Although men dominate the top ten richest people in the world, women are certainly not excluded from the Forbes list of billionaires. Of the 2,043 people identified by Forbes as billionaires in 2017, a record 227 are women. Let’s take a tool at who the richest women are and start with number 10.
10. Charlene de Carvalho-Heineken
After inheriting a 23 percent controlling stake in the Heineken brewing company from her father Freddy, the Dutch Ms. deCarvalho-Heineken has a net worth of 12.6 billion dollars. Her husband, Michael, is an investment banker, so the family likely has a good handle on their fortune.
9. Iris Fontbona
After dying in 2005, Ms. Fontbona’s husband Adnronico Luksic left his mining business to his wife and three sons to manage. The Chilean copper mines they own bring her net worth to 13. 7 billion dollars. Other monetary interests she has are in banking, manufacturing, energy, manufacturing, port services, and beer.
8. Abigail Johnson
When your grandfather founds one of the largest mutual funds in the world, money management is in your blood. Ms. Johnson owns a 24 percent stake in the firm and serves as its CEO and Chairman. Her net worth comes in at 14.4 billion dollars, and she is the second youngest person on this list at 55 years old. Not too bad
7. Gina Rinehart
Another person whose fortune comes from mining, Ms. Rinehart is also the richest Australian citizen. The daughter of iron-ore explorer Lang Hancock, Ms. Rinehart inherited a bankrupt company which she turned around to bring her net worth to 15 billion dollars thanks to a joint venture with Rio Tinto. Other money comes in from a stake in the Ten television network along with wagyu cattle. She is the true definition of a self made in the richest women list.
6. Laurene Powell Jobs
The 53-year-old widow of Apple co-founder Steve Jobs is the youngest woman on this list. Her net worth of 20 billion dollars also comes from a 4 percent stake in Disney. While she is not actively engaged with either company, Ms. Jobs does serve as the founder and chair of the Emerson Collective and co-founded College Track. Both programs work with disadvantaged students.
5. Susanne Kaltten
Another 55-year-old, Ms. Klatten inherited BMW from her parents Herbert and Johanna Quandt. With her MBA and a background in economics, Ms. Klatten has taken the company private after selling the pharmaceutical business for 6 billion dollars. Owning a 100 percent stake in the business brings her net worth to 20.4 billion
4. Maria Franca Fissolo
Ms. Fissolo can attribute her 25.2 billion dollars to Nutella, Kinder chocolates and Tic-Tac mints. Her late husband, Michele Ferrero, built the Ferrero Group into one of the largest sweets manufacturers after his father Pietro started the company during World War II.
3. Jacqueline Mars
Candy definitely pays as the next woman on this list also attributes her fortune of 27 billion dollars to chocolate and other sweets.
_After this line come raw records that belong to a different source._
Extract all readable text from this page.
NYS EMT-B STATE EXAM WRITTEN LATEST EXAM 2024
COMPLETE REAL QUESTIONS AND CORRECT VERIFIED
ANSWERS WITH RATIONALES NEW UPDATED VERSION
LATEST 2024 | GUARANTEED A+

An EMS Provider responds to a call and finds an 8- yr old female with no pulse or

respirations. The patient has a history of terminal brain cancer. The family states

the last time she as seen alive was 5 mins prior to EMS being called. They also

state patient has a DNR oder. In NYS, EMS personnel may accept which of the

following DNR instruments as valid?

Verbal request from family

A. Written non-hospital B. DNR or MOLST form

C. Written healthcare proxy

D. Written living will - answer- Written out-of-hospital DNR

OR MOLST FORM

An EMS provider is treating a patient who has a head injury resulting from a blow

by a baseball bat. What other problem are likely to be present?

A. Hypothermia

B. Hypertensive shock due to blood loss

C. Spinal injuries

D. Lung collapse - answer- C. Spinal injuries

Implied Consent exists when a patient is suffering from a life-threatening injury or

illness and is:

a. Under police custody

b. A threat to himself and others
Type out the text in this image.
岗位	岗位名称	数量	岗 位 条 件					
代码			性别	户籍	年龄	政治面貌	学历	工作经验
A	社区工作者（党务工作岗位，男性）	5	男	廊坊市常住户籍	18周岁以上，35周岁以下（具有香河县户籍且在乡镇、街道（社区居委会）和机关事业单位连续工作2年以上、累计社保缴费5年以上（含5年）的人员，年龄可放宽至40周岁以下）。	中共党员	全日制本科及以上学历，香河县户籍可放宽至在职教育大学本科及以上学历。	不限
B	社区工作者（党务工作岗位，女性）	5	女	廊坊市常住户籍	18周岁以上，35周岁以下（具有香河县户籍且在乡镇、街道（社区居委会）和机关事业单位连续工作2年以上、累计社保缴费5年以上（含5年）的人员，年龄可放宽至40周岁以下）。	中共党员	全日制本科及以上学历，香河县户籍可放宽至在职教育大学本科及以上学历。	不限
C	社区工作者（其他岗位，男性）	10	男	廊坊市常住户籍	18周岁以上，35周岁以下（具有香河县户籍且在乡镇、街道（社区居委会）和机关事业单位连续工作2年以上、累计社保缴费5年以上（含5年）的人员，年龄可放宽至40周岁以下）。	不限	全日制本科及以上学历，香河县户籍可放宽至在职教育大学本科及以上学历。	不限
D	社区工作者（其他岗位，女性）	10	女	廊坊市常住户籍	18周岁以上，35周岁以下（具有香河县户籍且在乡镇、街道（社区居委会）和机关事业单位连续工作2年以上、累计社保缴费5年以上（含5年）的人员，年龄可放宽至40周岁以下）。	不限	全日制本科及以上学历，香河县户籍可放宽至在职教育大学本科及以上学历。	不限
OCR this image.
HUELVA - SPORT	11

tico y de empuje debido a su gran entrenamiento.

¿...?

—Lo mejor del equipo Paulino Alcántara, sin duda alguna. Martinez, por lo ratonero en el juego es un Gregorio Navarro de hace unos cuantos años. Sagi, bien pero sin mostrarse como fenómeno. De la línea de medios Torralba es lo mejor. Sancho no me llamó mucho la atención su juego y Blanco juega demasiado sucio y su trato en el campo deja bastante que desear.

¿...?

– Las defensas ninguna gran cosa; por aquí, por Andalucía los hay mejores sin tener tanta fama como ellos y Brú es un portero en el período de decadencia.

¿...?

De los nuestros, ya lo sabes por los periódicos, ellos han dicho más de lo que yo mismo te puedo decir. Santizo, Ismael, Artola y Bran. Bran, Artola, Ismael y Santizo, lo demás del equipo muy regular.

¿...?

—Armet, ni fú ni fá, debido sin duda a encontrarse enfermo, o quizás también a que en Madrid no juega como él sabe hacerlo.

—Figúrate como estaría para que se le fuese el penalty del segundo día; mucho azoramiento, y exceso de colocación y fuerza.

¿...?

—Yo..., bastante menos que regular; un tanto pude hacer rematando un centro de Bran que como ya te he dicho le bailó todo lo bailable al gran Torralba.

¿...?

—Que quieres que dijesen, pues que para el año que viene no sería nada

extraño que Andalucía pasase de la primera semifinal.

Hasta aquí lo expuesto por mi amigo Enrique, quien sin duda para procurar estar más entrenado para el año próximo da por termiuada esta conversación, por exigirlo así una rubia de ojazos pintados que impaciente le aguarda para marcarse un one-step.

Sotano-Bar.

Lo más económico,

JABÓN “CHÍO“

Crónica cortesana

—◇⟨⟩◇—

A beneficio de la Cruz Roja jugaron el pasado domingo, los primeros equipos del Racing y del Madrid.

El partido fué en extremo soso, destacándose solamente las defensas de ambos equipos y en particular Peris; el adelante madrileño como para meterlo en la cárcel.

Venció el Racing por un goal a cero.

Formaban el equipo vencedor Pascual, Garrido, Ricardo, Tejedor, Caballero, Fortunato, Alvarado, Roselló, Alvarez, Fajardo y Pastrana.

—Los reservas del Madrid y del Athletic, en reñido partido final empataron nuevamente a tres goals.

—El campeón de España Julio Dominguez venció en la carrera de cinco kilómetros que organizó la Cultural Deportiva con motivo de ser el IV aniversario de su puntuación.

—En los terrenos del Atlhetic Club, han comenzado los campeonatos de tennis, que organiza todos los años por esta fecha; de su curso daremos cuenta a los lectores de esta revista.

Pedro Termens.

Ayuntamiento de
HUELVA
Ms. Mars owns a third of the world’s largest candy maker and served on its board until 2016. She now spends her time on philanthropic interests and serves on the board of the Smithsonian and National Archives in the United States.
2. Alice Walton
The only daughter of Wal-Mart founder Sam Walton, Ms. Walton did not go into the family business like her brothers. Instead, she focused on curating art. In 2011, she opened the Crystal Bridges Museum in Bentonville, AK which holds works from the likes of Andy Warhol and Norman Rockwell. While her art collection has a value worth hundreds of millions, her net worth is 33.8 billion dollars.
1. Liliane Bettencourt
The oldest woman on this list is also the 14th richest person in the world. At 94 Ms. Bettencourt owns 33 percent of L’Oréal, the cosmetics company founded by her father, Eugene Shueller. After being diagnosed with dementia, her grandson replaced her on L’Oréal’s board in 2012. She is the richest women we could find.
As with all fortunes, the net worth of the richest women fluctuate as the markets ebb and flow. One common thread among everyone on this list is their penchant for hard work. Like their husbands and fathers, all of them played a significant role in helping amass, and maintain, their wealth while still finding ways to use it to do good for others.